To do the heavy lifting of parsing the XML we're using TinyXML2. This library is a very small and simple XML parser. The
content.opf contains three sections,
metadata section contains the title of the book, the author and the cover image. The
manifest section contains the list of files in the epub archive. The
spine section tells you what order to read the files in.
The parsing of the epub file and reading in the contents is done by the Epub class. This uses the ZipFile class and the TinyXML2 library to parse the epub file and read the contents.
Parsing the ePub contents
Each logical section of the book (typically chapters) is one HTML file in the zip archive.
These are all XHTML files - this means that once again we can parse them using the TinyXML2 library.
I've limited our parsing to a set of minimum tags that are enough to give us the basic structure of the book without making things too complicated.
- Block tags
- Inline tags
- Line breaks
You can see the details in the RubbishHtmlParser code.
For each block tag we extract the text and add the block to a list of blocks. For inline tags we add these to the current block along with any style information (e.g. bold, italic).
Whenever we hit a new block tag we start a new block.

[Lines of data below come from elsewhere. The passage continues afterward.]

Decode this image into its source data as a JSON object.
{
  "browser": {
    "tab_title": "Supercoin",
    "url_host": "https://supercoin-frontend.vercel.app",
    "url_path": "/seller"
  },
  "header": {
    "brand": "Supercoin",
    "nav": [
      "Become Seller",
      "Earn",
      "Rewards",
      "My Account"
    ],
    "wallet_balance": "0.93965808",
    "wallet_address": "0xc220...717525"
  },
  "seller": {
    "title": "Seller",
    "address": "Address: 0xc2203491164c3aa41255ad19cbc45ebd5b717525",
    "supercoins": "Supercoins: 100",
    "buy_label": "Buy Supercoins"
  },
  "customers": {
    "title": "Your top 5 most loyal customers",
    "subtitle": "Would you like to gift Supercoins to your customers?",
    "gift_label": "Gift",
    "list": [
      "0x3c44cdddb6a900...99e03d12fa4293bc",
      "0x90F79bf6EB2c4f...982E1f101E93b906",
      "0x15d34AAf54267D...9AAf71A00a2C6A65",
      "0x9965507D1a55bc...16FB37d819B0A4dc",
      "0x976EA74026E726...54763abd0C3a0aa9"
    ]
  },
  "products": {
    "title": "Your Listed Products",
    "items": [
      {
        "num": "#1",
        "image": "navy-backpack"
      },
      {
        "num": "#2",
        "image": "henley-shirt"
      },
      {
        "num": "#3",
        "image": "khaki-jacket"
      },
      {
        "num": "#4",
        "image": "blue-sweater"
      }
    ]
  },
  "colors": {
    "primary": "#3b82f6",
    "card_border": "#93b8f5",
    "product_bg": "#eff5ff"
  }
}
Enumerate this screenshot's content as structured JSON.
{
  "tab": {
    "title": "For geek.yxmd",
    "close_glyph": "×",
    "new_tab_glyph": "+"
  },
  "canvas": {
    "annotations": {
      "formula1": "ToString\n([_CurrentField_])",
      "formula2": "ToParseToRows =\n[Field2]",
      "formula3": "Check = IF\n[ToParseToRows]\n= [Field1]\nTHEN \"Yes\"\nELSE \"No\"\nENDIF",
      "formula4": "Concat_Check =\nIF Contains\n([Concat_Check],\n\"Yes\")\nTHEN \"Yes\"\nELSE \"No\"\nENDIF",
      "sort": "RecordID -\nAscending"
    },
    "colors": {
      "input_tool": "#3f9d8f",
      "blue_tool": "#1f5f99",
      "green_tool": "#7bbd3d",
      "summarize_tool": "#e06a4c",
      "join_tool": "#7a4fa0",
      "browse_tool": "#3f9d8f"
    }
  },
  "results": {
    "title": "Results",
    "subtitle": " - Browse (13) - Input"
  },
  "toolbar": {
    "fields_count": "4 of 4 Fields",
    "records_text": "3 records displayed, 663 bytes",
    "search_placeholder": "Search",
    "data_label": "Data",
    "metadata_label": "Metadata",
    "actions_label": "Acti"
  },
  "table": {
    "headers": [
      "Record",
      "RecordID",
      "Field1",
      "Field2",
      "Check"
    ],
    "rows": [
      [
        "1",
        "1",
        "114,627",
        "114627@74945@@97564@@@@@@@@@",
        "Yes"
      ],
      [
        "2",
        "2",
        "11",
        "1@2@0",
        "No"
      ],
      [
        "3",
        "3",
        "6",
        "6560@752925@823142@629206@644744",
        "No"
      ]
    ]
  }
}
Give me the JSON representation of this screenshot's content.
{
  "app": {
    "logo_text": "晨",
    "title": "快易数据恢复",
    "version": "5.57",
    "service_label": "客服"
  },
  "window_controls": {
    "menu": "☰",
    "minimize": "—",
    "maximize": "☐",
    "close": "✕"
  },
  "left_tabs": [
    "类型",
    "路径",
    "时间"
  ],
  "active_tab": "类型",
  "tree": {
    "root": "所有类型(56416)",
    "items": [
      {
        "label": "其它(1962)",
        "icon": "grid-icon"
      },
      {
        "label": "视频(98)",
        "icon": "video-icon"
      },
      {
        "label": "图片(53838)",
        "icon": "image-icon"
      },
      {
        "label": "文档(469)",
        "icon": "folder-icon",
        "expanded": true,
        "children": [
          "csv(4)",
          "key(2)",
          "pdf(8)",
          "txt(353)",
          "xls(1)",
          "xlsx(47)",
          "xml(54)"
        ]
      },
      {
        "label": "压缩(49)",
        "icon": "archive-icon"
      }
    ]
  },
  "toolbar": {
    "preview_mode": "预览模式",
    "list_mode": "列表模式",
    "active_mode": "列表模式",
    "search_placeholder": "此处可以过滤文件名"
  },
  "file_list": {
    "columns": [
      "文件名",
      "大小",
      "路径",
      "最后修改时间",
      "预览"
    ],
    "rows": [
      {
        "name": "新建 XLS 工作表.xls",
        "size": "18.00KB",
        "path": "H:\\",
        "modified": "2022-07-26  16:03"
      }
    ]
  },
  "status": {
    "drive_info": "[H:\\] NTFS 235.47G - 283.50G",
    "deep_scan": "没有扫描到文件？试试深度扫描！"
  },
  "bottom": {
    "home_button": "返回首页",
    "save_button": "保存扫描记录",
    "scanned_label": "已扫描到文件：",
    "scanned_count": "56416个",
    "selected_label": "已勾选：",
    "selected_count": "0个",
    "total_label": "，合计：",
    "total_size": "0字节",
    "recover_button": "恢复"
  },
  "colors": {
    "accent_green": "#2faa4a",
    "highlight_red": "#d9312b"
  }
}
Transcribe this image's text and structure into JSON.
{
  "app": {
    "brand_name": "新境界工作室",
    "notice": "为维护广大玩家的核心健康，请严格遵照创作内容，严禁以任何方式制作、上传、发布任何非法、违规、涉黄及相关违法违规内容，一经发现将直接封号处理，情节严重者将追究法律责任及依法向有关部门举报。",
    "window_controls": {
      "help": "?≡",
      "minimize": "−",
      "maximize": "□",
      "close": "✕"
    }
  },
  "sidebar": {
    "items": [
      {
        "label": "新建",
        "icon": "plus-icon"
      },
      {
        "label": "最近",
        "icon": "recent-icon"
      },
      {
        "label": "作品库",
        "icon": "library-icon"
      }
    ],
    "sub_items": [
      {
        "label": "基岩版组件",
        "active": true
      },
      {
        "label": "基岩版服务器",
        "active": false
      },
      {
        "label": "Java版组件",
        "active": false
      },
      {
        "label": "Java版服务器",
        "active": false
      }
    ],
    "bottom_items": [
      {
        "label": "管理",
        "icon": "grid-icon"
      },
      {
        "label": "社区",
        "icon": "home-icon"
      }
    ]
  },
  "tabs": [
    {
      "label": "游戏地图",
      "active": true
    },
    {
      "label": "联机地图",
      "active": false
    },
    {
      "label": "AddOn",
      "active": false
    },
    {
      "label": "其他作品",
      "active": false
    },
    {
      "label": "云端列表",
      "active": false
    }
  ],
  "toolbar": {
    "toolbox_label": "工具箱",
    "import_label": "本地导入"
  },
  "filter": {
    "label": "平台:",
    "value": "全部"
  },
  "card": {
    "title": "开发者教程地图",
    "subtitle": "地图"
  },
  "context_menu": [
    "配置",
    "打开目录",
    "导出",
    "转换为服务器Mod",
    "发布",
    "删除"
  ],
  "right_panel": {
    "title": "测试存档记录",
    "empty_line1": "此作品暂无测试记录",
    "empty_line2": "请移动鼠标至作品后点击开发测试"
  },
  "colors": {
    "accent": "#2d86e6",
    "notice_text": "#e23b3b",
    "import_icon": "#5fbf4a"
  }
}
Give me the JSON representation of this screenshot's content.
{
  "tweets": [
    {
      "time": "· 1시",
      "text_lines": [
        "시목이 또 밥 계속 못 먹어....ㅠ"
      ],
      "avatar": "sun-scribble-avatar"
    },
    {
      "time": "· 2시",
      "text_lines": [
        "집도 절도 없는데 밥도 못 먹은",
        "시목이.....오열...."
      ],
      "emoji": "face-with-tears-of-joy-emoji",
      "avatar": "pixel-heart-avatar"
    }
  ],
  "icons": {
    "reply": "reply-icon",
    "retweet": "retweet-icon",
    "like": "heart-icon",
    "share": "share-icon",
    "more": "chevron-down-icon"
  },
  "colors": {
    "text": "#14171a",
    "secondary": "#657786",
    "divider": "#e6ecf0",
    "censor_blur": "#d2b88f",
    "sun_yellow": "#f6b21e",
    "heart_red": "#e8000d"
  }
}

Image tags are also treated as blocks.
After parsing the HTML we end up with a list of
blocks containing either text or an image. For header tags, we just set the style of the block to bold. You could get more sophisticated here with multiple fonts and different sizes if you wanted to.
Laying out a section of the book
With the blocks extracted, we can now layout the blocks of the section onto individual pages.
Image blocks are easy - we just need to read the width and height of the image and scale it to fit on the screen. This gives us the height the image will be when it is rendered.
For text blocks we need to calculate the height of the text once it has been split over multiple lines. To do this we measure the width of each word in the block and then use some dynamic programming to break the words up into lines - you can watch a great video from MIT here on how this algorithm works: 20. Dynamic Programming II: Text Justification, Blackjack.
I copied the solution for this problem from here with minor modifications. This implementation will work for most cases but could be improved considerably.
With the heights of the blocks all computed and the text blocks broken up into lines, we can now assign the content to pages.
We create a page and then start adding content to it - either images or lines of text. Everytime we run out of space we create a new page.
Rendering each page is trivial - we know the y position of each element on the page.
Images are simply drawn at the correct y position centred on the screen.
Text is drawn word by word and a side effect of the text justification and line-breaking is that we have already computed the x position of each word on a line.
The code will go to sleep after 30 seconds of inactivity. The current state of the ePaper display is saved to the SD Card - this is needed so that the display updates correctly. Other state is held in RTC memory.
For wake up there are two options, ULP for buttons that are active low and EXT1 for buttons that are active high. I've got a good video on deep sleep here if you are interested in this kind of thing: ESP32 Deep Dive into Deep Sleep
How well does it work?
Surprisingly, it works pretty well. Layout is reasonable, but there are a lot of improvements that could be made. The code makes no attempt to break pages at suitable places - there are hints that can be extracted from the XHTML files and there are also CSS files that could be used.
Depending on the images that have been used for the book covers displaying the list of ePub files on the SD Card can take a few sections and moving through the pages of ePub files can be a bit slow. Rendering the actual pages is pretty reasonable, even when they have images on them.
There's a lot of room for improvement. This is a very basic e-reader and I'm more than happy for people to contribute to this project.